SANNA, 17 March 2004 — Yemeni security forces have captured a man believed to have been involved in the October 2000 attack on the US warship USS Cole, it was reported yesterday.
Ali Muhammad Omar Shurbaji was arrested overnight in the southern province of Abyan, reported the website of the ruling GPC party. Two other suspects in the bombing who escaped from jail last year have surrendered to the authorities.
“The two suspects surrendered thanks to mediation efforts by officials of the Lawdar region” in Abyan, a security source said on condition of anonymity. The source named the two men as Khaldoun Mohammed Nasher and Mohammed Abdullah Dahmane.
Abyan was the scene of a weeklong hunt operation for suspected Islamic militants early this month. The report said Shurbaji was “one of the most dangerous wanted over the attack on the US destroyer”.
It said security forces were still pursuing three other fugitives suspected to have links to sabotage acts in the country.
Six suspects in the Cole bombing surrendered to authorities last week. The six were among a group of 10 who escaped from a prison in the southern port city of Aden in April 2003, where they had been awaiting trial for alleged involvement in the October 2000 attack on the US destroyer.
The suspects broke out of the high-security prison, reportedly by drilling a hole in a bathroom wall.
Security forces have failed to locate the escapees despite a major search operation and are also believed to be questioning friends and relatives of the fugitives as well as warders at the prison.

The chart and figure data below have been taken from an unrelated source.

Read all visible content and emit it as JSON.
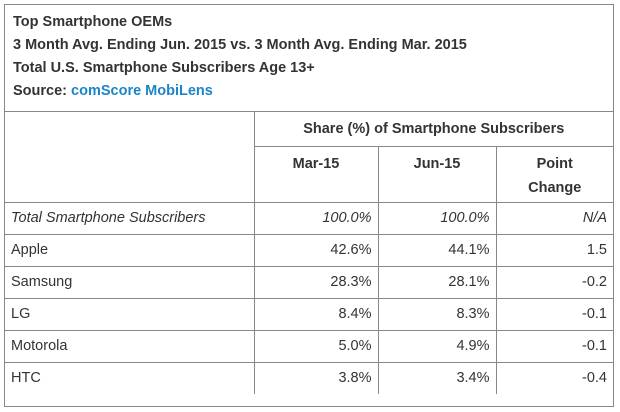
{
  "header": {
    "title": "Top Smartphone OEMs",
    "subtitle": "3 Month Avg. Ending Jun. 2015 vs. 3 Month Avg. Ending Mar. 2015",
    "population": "Total U.S. Smartphone Subscribers Age 13+",
    "source_label": "Source:",
    "source_value": "comScore MobiLens"
  },
  "chart_data": {
    "type": "table",
    "title": "Top Smartphone OEMs",
    "group_header": "Share (%) of Smartphone Subscribers",
    "columns": [
      "Mar-15",
      "Jun-15",
      "Point Change"
    ],
    "rows": [
      {
        "label": "Total Smartphone Subscribers",
        "mar15": "100.0%",
        "jun15": "100.0%",
        "change": "N/A"
      },
      {
        "label": "Apple",
        "mar15": "42.6%",
        "jun15": "44.1%",
        "change": "1.5"
      },
      {
        "label": "Samsung",
        "mar15": "28.3%",
        "jun15": "28.1%",
        "change": "-0.2"
      },
      {
        "label": "LG",
        "mar15": "8.4%",
        "jun15": "8.3%",
        "change": "-0.1"
      },
      {
        "label": "Motorola",
        "mar15": "5.0%",
        "jun15": "4.9%",
        "change": "-0.1"
      },
      {
        "label": "HTC",
        "mar15": "3.8%",
        "jun15": "3.4%",
        "change": "-0.4"
      }
    ]
  },
  "table": {
    "group_header": "Share (%) of Smartphone Subscribers",
    "col_mar": "Mar-15",
    "col_jun": "Jun-15",
    "col_change_line1": "Point",
    "col_change_line2": "Change"
  }
}
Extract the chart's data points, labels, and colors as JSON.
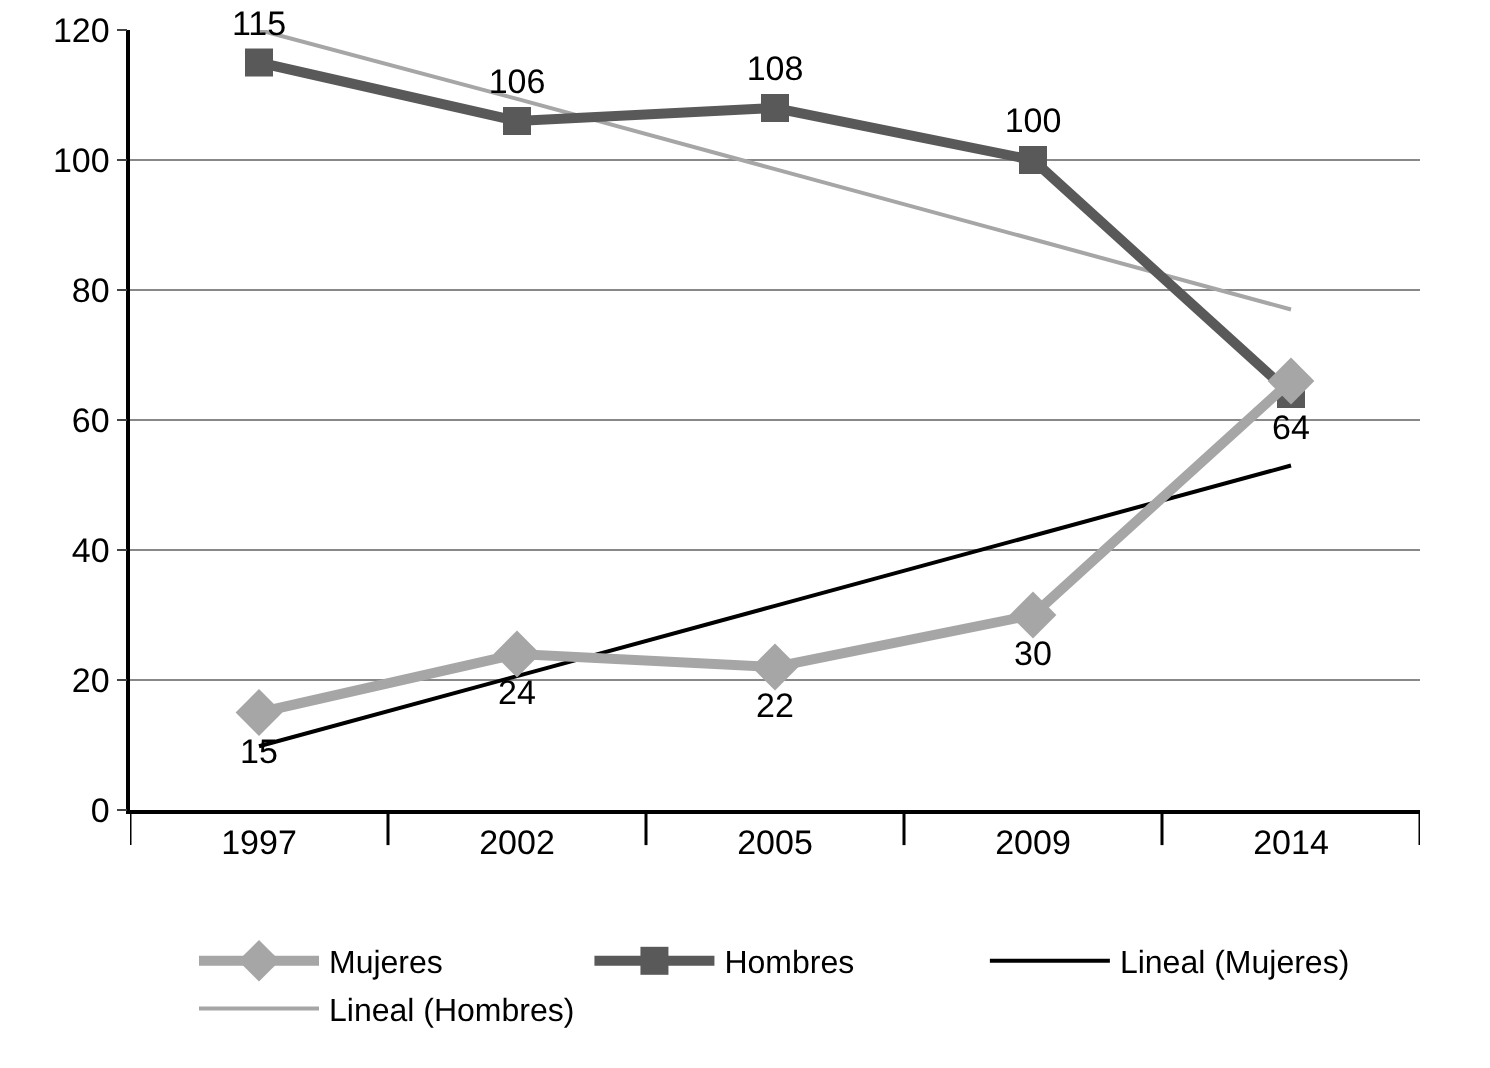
{
  "chart_data": {
    "type": "line",
    "categories": [
      "1997",
      "2002",
      "2005",
      "2009",
      "2014"
    ],
    "series": [
      {
        "name": "Mujeres",
        "color": "#a6a6a6",
        "marker": "diamond",
        "line_style": "solid",
        "values": [
          15,
          24,
          22,
          30,
          66
        ],
        "value_labels": [
          "15",
          "24",
          "22",
          "30",
          null
        ]
      },
      {
        "name": "Hombres",
        "color": "#595959",
        "marker": "square",
        "line_style": "solid",
        "values": [
          115,
          106,
          108,
          100,
          64
        ],
        "value_labels": [
          "115",
          "106",
          "108",
          "100",
          "64"
        ]
      },
      {
        "name": "Lineal (Mujeres)",
        "color": "#000000",
        "marker": "none",
        "line_style": "solid",
        "values": [
          9.8,
          20.6,
          31.4,
          42.2,
          53
        ]
      },
      {
        "name": "Lineal (Hombres)",
        "color": "#a6a6a6",
        "marker": "none",
        "line_style": "solid",
        "values": [
          120,
          109.4,
          98.6,
          87.8,
          77
        ]
      }
    ],
    "ylim": [
      0,
      120
    ],
    "yticks": [
      0,
      20,
      40,
      60,
      80,
      100,
      120
    ],
    "grid": "y",
    "legend": "bottom"
  }
}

Other suspects were still hiding in the region’s rugged Jebel Thira mountains to which access is difficult, officials said, adding that the fugitives had been given an extended ultimatum to surrender.
Seventeen US sailors were killed in the attack, when a small boat loaded with explosives rammed the destroyer as it was refueling in Aden harbor.
Yemen, seen in the West as a stronghold for Islamic militants, has been cooperating with the United States in chasing terror suspects since the Sept. 11 attacks.